House, Senate Advance WRDA Bills Authorizing $31B Texas Megaproject

This week, the House Transportation and Infrastructure Committee approved bipartisan legislation reauthorizing the Army Corps of Engineers water resources program for two more years, following the Senate Environment and Public Works Committee’s approval of a similar bill last week.

Both committees developed their “WRDA” bills on a bipartisan basis, allowing the House bill to pass committee by voice vote and the Senate bill to pass committee by a vote of 20 to 0.

The House bill is H.R. 7776, and the final version as approved by the committee is not yet available (you have to take the amendment in the nature of a substitute as base text and then incorporate the seven amendments to the “ANS” (1 2 3 4 5 6 7) approved by the committee). The Senate bill as reported from committee is already online (S. 4136). A section-by-section summary of the House bill is here and a section-by-section summary of the Senate bill is here.

The biennial water resources bill authorizes – but does not provide any funding for – specific projects and activities to be carried out by the Corps. The actual funding must be provided by the Appropriations Committees, and the cumulative project authorization totals set by multiple WRDA bills always outpaces the ability of the appropriators to fund those projects, sometimes to a ridiculous degree.

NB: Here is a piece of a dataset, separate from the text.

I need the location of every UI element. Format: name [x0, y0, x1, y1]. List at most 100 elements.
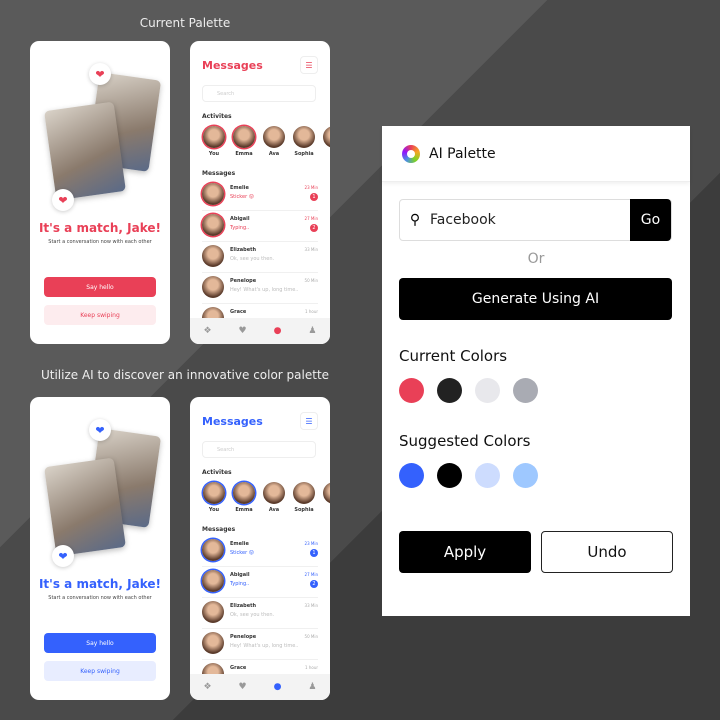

The nonpartisan Congressional Research Service noted in a report last fall that “Numerous studies and projects authorized for construction in previous WRDAs remain unfunded. USACE has an estimated $109 billion construction backlog, as well as authorized but unfunded investigations and operation and maintenance activities.” In the bipartisan infrastructure law enacted two months after that CRS report was written, Congress provided $17.1 billion to the Corps, primarily as a one-time buydown of part of that unfunded backlog. (Note that 109 minus 17 still leaves an unfunded backlog of around $90 billion.)

The regular appropriated funding level for the Construction account of the Corps’ civil works program has varied between $1.7 billion and $2.7 billion per year over the last 20 years:

That funding baseline, extrapolated into the future, makes one of the projects authorized by the new WRDA bills stand out from the others:

That $31 billion Texas project – $19.2 billion federal share, and $11.7 billion non-federal share – is, by far, the largest project authorization anyone can remember seeing in a WRDA bill, ever, by a long shot. If the bill is enacted, that project would, single-handedly, erase the $17 billion of progress made by the bipartisan infrastructure bill towards paying down the old Corps unfunded backlog and push that backlog to new heights.

The name of the project as presented in the bill does not give a precise location, but the Chief of Engineers’ report on the Corps website makes it clear that the project is centered around a massive floodwall protecting Galveston Bay (and thus Houston) from storm surges coming in from the Gulf of Mexico. (Locals call the plan the “Ike Dike” because it was first discussed seriously after Hurricane Ike in 2008.

A Washington Post article earlier this month discussed the project and noted that “the current $29 billion price, recently increased from $26 billion, is universally regarded as a short-term estimate. The projected cost, calculated in 2020 dollars, doesn’t factor inflation or include a few billion in ancillary construction.”

(Ed. Note: While the Texas project may be justifiable and may even be necessary, its sheer size compared to everything else the Corps has to do on an annual basis probably means that Congress should start looking at new ways to finance climate change megaprojects other than the annual discretionary appropriations process.)